I would still like some clarification about whether we can debunk woo in other forums.

Of course we can. No one has ever said otherwise. This molehill just ain’t got mountain potential.

What’s wrong with that? If someone asks a a question which presumes the literal history of Noah’s Ark, why should it ever be inappropriate to reject that premise?

This is tricky. I suspect tomndebb is trying to balance the needs of the participants. On the one hand is the skeptic/woo-fighting respondents wishing to share their perspective, on the other is the OP in a desire for helpful information.

I think he’s probably putting this in the context of “don’t hijack the thread”. Starting an argument over the existence of ghosts in a thread asking for information would be a hijack, and so he’s preemptively stating it will be treated as such.

As he said, start a new thread “Ghosts don’t exist”, and post a link in the existing thread. Not completely satisfactory, but I guess balances the issues as reasonably as can.

You can have factual questions about religion, e.g., “Do any Christians other than Roman Catholics believe in the trans-substantiation of the bread and wine in Holy Communion?” However, it would be unhelpful in such a thread to argue about whether the bread and wine really do become the body and blood of Christ: the question does not have that as a premise, and debating that issue does not help answer the question.

Sometimes it is not what you say, but how you say it.


  1. OP, you’re a fuckwit. There is no sky fairy, there was no world flood, and there is no God. And go fuck yourself with a broom handle for even suggesting it.

  2. Given the reputed dimensions of the Ark, the time allotted for building, and the amount of provisions required for the supposed number of passengers/livestock, it seems highly unlikely to have occurred as described.
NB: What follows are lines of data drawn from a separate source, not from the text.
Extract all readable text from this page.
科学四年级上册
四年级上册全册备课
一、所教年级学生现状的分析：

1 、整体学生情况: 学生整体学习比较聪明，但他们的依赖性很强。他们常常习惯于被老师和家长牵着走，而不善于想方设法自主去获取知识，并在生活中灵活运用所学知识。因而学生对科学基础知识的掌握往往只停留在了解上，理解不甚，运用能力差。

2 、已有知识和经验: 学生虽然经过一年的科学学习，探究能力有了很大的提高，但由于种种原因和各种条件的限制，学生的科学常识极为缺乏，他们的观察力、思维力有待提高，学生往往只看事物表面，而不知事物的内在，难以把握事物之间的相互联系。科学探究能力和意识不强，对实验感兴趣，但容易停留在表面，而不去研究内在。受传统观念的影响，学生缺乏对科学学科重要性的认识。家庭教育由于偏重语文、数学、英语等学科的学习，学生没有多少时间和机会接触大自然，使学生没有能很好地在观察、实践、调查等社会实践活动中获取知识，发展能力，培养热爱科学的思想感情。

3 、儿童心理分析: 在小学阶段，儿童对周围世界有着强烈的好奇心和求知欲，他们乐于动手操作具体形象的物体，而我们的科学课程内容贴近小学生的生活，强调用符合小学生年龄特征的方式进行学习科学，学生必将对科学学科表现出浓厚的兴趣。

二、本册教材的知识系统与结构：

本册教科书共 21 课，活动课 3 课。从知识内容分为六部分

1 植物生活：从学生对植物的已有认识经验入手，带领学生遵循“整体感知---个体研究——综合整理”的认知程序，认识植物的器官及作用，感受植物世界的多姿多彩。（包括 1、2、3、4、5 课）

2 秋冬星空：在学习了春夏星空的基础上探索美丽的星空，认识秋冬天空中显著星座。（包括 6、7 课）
Example #1 gets you a warning. Example #2 does not.

There is no other possible factual answerr to the question, though, so why even leave the thread open if the one factual answer is forbidden?

You know, I’m not satisfied with my answer. I think I understand the issues at play, but I still sympathize with Diogenes. It definitely was an error to send to GQ, demand only factual answers, and then bar the only factual answer from the responses.

And I kinda still sympathize even if it is in IMHO. If it is my opinion that ghosts don’t exist, I should be able to share that in the opinion thread.

Arguably, factual answers about such things as practiced by believers are possible. Something like “according to the Church of Woo, to raise a ghost one must dance naked in the light of the moon while spanking oneself with a banana” could be a factual description of the ritual without comment on whether such a thing would work–which is obviously won’t, because there are no ghosts.

  1. I do not “believe in” ghosts, or even have serious suspicions that ghosts might exist.

  2. That said, your opinions are still not facts. Even when they’re quite reasonable opinions to hold.

Fact: There is insufficient evidence of the existence of supernatural/woo-woo phenomena such as ghosts to convince a consensus of rational skeptics of their existence, nor even, in most cases, to convince them to keep an open mind on the question.

Rational conclusion from above fact: Ghosts almost certainly do not exist, at least in any perceivable form or in reproducible circumstances.

Opinion: Ghosts don’t exist. Period.